Ms Osakwe had spent years working with the African Development Bank before moving to New York to work with an Africa-focused private equity fund. After working as an adviser to Nigeria’s former agricultural minister, Akin Adesina, she decided to start Agrolay Ventures. The company invests in food start-ups and also incubates its own agri-ventures.
“Over the past five years I have had a front-row seat in Nigeria’s agricultural resurgence, observing how the sector has gone from being viewed as a poor man’s job to something that’s now considered cool and lucrative, especially among millennials,” she says. “Through [the advisory job], I saw the opportunities Nigeria and the rest of Africa had to transform an annual food import bill of nearly $40bn.”
Ms Osakwe adds that despite the importance of agriculture, most smallholder farmers are unable to access credit as banks rarely lend in this sector.
Finding the money
African private equity financing to the agricultural sector has been low, at 3%, compared with sectors such as telecommunications, extractive industries and the consumer sector.
“Agriculture, like most other sectors in Nigeria, requires significant capital,” says Ms Osakwe. “Both public and private capital are essential sources of funding to ensure Nigeria is able to harness the vast opportunities the sector offers.
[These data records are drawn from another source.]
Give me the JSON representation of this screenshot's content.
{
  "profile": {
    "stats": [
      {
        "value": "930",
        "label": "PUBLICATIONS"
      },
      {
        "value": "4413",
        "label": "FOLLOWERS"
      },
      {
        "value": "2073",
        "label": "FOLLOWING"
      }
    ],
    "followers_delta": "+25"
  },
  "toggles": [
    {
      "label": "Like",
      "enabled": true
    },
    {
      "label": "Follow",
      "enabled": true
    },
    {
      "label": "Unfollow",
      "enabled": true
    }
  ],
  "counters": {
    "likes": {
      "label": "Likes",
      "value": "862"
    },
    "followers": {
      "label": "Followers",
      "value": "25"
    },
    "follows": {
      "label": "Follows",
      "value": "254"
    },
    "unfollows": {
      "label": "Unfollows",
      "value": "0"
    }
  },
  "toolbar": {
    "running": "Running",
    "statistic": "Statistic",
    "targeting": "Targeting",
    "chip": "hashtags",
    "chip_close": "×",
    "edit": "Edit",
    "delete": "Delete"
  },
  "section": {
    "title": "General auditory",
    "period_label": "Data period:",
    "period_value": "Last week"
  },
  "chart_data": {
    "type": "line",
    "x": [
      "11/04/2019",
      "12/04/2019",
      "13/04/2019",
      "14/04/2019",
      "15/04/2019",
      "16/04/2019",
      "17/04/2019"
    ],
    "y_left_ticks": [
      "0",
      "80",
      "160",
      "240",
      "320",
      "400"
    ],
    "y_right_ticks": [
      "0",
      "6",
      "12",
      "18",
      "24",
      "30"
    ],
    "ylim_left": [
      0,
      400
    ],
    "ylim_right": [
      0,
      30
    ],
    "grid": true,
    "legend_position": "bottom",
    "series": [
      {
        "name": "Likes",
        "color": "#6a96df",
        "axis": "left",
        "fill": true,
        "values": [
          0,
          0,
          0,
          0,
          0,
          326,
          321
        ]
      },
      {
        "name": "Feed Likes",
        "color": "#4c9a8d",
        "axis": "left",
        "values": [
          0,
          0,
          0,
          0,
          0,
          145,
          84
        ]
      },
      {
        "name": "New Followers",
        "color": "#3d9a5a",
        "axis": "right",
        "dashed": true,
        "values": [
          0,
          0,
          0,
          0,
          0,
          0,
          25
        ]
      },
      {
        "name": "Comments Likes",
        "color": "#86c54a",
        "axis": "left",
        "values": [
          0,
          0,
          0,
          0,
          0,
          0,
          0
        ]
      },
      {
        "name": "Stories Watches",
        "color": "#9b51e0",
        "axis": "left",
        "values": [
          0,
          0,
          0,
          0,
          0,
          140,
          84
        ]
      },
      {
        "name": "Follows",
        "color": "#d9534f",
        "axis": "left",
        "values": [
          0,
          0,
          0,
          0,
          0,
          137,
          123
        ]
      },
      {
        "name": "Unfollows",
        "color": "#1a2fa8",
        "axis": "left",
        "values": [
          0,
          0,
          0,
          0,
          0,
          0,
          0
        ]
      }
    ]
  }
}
Private investment is certainly a more market-driven and sustainable financing source and will go to assets that demonstrate strong returns.”
Ms Mzali adds: “With adequate upgrades in investment throughout the value chain, there is definitely room to expand local production and processing.”
In focus: Nigeria's retail market struggles
The retail sector in Nigeria experienced slowing growth in 2017 even though value sales in 2017 were higher than in 2016, according to a study by Euromonitor. The slower growth was due to the general increase in prices as a result of the recession in 2016, although the economy started to show signs of recovery in 2017.
The rise in general prices of consumer goods with little or no increase in disposable income meant that consumers’ purchasing powers were inhibited in 2017. Consumers struggled to make purchases in bulk because the desired income was affected by the high inflation in the country.
However, the growing urban population continues to drive retail growth in Nigeria.
The report from Euromonitor found that an increase in employment also boosted retail in 2017. “The larger multinational supermarkets/hypermarkets and independent small grocers or neighbourhood stores, which are adapting by changing their store layouts and designs to be more modern, benefited from consumers requiring more convenient shopping and longer open hours,” it said.
The growing awareness of convenient mobile payment systems coupled with a government drive for a cashless economy continues to support the retail sector’s growth.
The report added: “The increasing usage of mobile phones to make purchases, even in rural areas, and the introduction of mobile payment systems such as mVisa and MasterPass, by Visa and MasterCard, respectively, are impacting positively through improving payment speed and convenience.”
The future outlook is that Nigeria's retail market is expected to continue to grow due to the growing urban population and the changing structure of the environment from traditional to modern channels.
Nigeria remains on the radars of foreign retailers, and with a push by the government to increase local production of manufactured goods – aided in part by import substitution and supply chain improvements – the potential for sustained recovery has grown.